L’aumento della tassa sui rifiuti per il 2012 ci offre lo spunto per confermare alcune proposte che stiamo facendo e che sosterremo non solo a Schio ma nella intera provincia di Vicenza.
Coi tempi che corrono aumentare le spese delle famiglie non è una buona notizia, anche perché non ci sono solo i rifiuti.
Solo un paio di anni fa, per contenere i costi senza aumentare la tassa, abbiamo ridotto la frequenza della raccolta porta a porta. Oggi la giunta deve per forza aumentare la tassa.
Il PD da tempo sostiene che si sarebbe dovuto passare dalla tassa alla tariffa, ovvero far pagare il servizio sulla base di un principio semplice e sacrosanto: meno rifiuti produci e meno paghi.
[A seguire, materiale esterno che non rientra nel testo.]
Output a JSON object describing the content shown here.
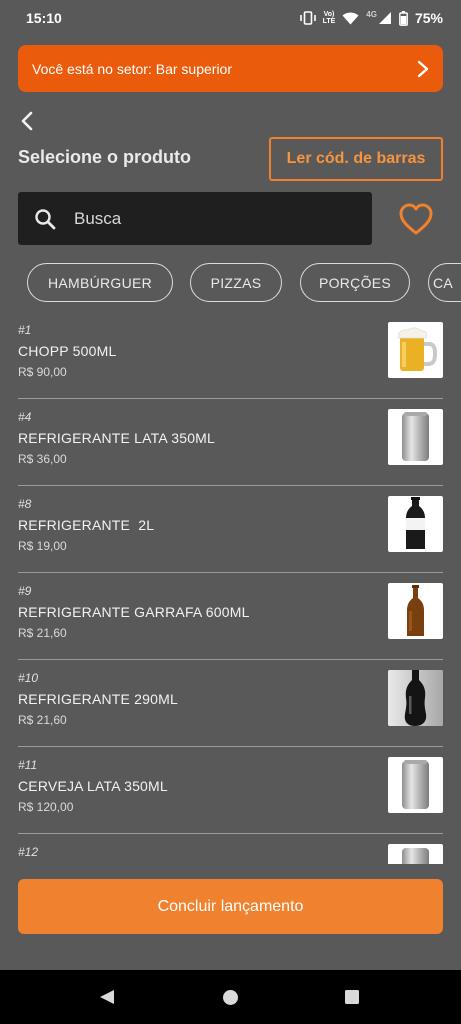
{
  "status": {
    "time": "15:10",
    "signal_top": "Vo)",
    "signal_bottom": "LTE",
    "network": "4G",
    "battery": "75%"
  },
  "banner": {
    "text": "Você está no setor: Bar superior"
  },
  "header": {
    "title": "Selecione o produto",
    "barcode_label": "Ler cód. de barras"
  },
  "search": {
    "placeholder": "Busca"
  },
  "categories": [
    "HAMBÚRGUER",
    "PIZZAS",
    "PORÇÕES",
    "CA"
  ],
  "products": [
    {
      "num": "#1",
      "name": "CHOPP 500ML",
      "price": "R$ 90,00",
      "image": "beer-mug"
    },
    {
      "num": "#4",
      "name": "REFRIGERANTE LATA 350ML",
      "price": "R$ 36,00",
      "image": "can"
    },
    {
      "num": "#8",
      "name": "REFRIGERANTE  2L",
      "price": "R$ 19,00",
      "image": "soda-bottle-2l"
    },
    {
      "num": "#9",
      "name": "REFRIGERANTE GARRAFA 600ML",
      "price": "R$ 21,60",
      "image": "amber-bottle"
    },
    {
      "num": "#10",
      "name": "REFRIGERANTE 290ML",
      "price": "R$ 21,60",
      "image": "glass-bottle"
    },
    {
      "num": "#11",
      "name": "CERVEJA LATA 350ML",
      "price": "R$ 120,00",
      "image": "can"
    },
    {
      "num": "#12",
      "name": "",
      "price": "",
      "image": "can"
    }
  ],
  "footer": {
    "conclude_label": "Concluir lançamento"
  },
  "colors": {
    "accent": "#f0812f",
    "banner": "#ea5b0c",
    "background": "#595959"
  }
}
A Schio invece, si è rimasti un pò indietro dopo aver anticipato i tempi con un impianto di smaltimento più efficace e meno inquinante di qualsiasi discarica ( di cui il veneto "virtuoso a chiacchiere" , è purtroppo pieno ). Poco si é fatto per ridurre i rifiuti e aumentare la parte riciclabile.
Applicare una tariffa, invece della tassa, è il modo giusto per stare al passo con i tempi e incentivare i cittadini a comportamenti virtuosi oramai sempre più sentiti e accettati.
Sollecitiamo quindi da subito l’amministrazione scledense a predisporre ogni sforzo per il raggiungimento del 65% di differenziata ( a termini di legge ) entro quest'anno per poi portarsi al 70 % entro il 2013 con un obiettivo di riduzione del 20% dei rifiuti prodotti e una modifica dei sistemi di raccolta ad hoc.
Non possiamo più permetterci di proporre glorie del passato ma dobbiamo invece dare da subito risposte concrete applicando metodi e comportamenti corretti e sostenibili.